If projections go to plan, three College Football Playoff spots will be all but set. Michigan, Florida State and Washington could be undefeated conference champions with unimpeachable CFP cases. That leaves the three superpowers all stumping for inclusion the final spot in the College Football Playoff. 

But while the decision will be controversial, it shouldn't be difficult. Texas should be in. Alabama and Georgia should be out. 

If we need a refresher, let's look at the College Football Playoff's own criteria. 

From the bylaws: "The CFP Committee will consider four criteria when teams are deemed comparable: championships won, strength of schedule, head-to-head competition and comparative outcomes of common opponents." 

First, let's look at championships. Alabama and Texas have one. Georgia does not. 

Second, strength of schedule. Texas ranks No. 11 in FPI strength of schedule. Alabama ranks No. 31. Georgia sits at No. 61. 

From a head-to-head perspective, Georgia is 0-1 against the field. Alabama is 1-1. Texas is 1-0. The Longhorns' win against Alabama came by 10 points on the road. The Tide's win came by three at a neutral site. 

Finally, there's comparative matchups of common opponents. Georgia was slightly more impressive against Ole Miss and Tennessee than Alabama. Texas did not have any common opponents with Alabama or Georgia, other than Alabama itself… which Texas beat, and Georgia lost. 

By three of the four criteria, Georgia doesn't stand a chance. The Bulldogs have ranked No. 1 for nearly the entire season, but it's hard to make a serious case that the committee should just ignore a game that happened hours ago. 

Then the argument shifts to Alabama vs. Texas. Luckily, there's a useful data point: the head-to-head.
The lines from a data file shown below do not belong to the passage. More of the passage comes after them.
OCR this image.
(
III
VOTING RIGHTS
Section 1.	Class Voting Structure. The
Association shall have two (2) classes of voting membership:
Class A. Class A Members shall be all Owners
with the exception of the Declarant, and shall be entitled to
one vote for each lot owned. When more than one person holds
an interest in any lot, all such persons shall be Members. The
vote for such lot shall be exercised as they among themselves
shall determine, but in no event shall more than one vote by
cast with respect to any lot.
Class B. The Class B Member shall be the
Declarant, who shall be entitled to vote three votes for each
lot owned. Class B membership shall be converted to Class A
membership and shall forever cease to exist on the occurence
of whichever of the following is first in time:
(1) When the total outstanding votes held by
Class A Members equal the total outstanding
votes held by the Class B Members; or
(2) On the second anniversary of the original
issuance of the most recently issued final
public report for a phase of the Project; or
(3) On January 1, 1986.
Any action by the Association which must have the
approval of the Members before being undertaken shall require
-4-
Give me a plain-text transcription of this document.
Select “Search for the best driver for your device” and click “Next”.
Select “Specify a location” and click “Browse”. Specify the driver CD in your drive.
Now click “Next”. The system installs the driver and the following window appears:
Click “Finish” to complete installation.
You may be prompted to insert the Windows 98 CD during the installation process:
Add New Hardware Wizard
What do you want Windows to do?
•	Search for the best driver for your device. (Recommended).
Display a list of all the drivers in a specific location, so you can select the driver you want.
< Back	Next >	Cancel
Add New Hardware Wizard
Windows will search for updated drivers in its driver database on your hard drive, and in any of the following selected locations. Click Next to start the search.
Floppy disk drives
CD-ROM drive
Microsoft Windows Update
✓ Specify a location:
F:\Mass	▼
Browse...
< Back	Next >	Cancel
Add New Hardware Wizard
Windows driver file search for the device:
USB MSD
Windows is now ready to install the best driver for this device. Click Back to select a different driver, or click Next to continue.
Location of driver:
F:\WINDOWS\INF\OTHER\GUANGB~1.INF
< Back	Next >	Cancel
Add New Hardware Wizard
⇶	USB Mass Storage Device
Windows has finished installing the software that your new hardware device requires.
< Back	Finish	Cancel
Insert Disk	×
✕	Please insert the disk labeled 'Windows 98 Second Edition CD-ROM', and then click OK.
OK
The Longhorns went on the road and handed Alabama its first home nonconference loss since Louisiana-Monroe in 2007. The 34-24 victory was decisive, and still remains perhaps the best win in all of college football this season. Add a better strength-of-schedule and case only grows. 

Granted, the committee could argue that Alabama has grown since the loss. But just this week, NC State athletic director and CFP chair Boo Corrigan put that to rest during the media teleconference. 

"Head-to-head is head-to-head, no matter when the game is played," Corrigan said. "That's how we look at it." 

Look, it's no secret, seeing the SEC left out will be bizarre. The league is the only one to never miss the field. The SEC is also the best conference in college football by almost every conceivable metric over the last 15 years. It has produced 12 of the last 16 national champions, including the last four straight. SEC commissioner Greg Sankey stumped for his conference during an appearance on ESPN. 

"That's not the real world of college football," Sankey said. "Let's go back to, like, 'Sesame Street' so we're really basic – one of these things is not like the other, and that's the Southeastern Conference… the reality is there's been no one that has experienced the success in the postseason that we have." 

An argument about the generalities of the SEC is fine. It's also a cop out. This is a specific argument about a specific University of Texas team against specific Georgia and Alabama teams. Bert having a good year in 2022 doesn't mean that Cookie Monster deserves to play for a title in 2023.

Texas has not been playoff caliber in recent years, but Steve Sarkisian has pulled the Longhorns back to national relevance. The Longhorns have three wins over ranked opponents and won their last two games by a combined 106-28. The Longhorns defense ranks among the best in the nation and their offense is stacked with playmakers. There's a good argument that Alabama has gotten better since Week 2. Texas has too. The 'Horns are fully capable of winning the national title. 

In most years, all three of these teams would be no-brainer selections to a four-team College Football Playoff. There has never been a year where all five power conference champions have all finished 12-1 or better. Just last year, two non-champions -- TCU and Ohio State -- made the field. The Frogs even won a game. 

The 2023 season is different. There are five deserving conference champions, yet only four spots. By every piece of criteria, it's obvious which ones belong in the field. Texas is one of them.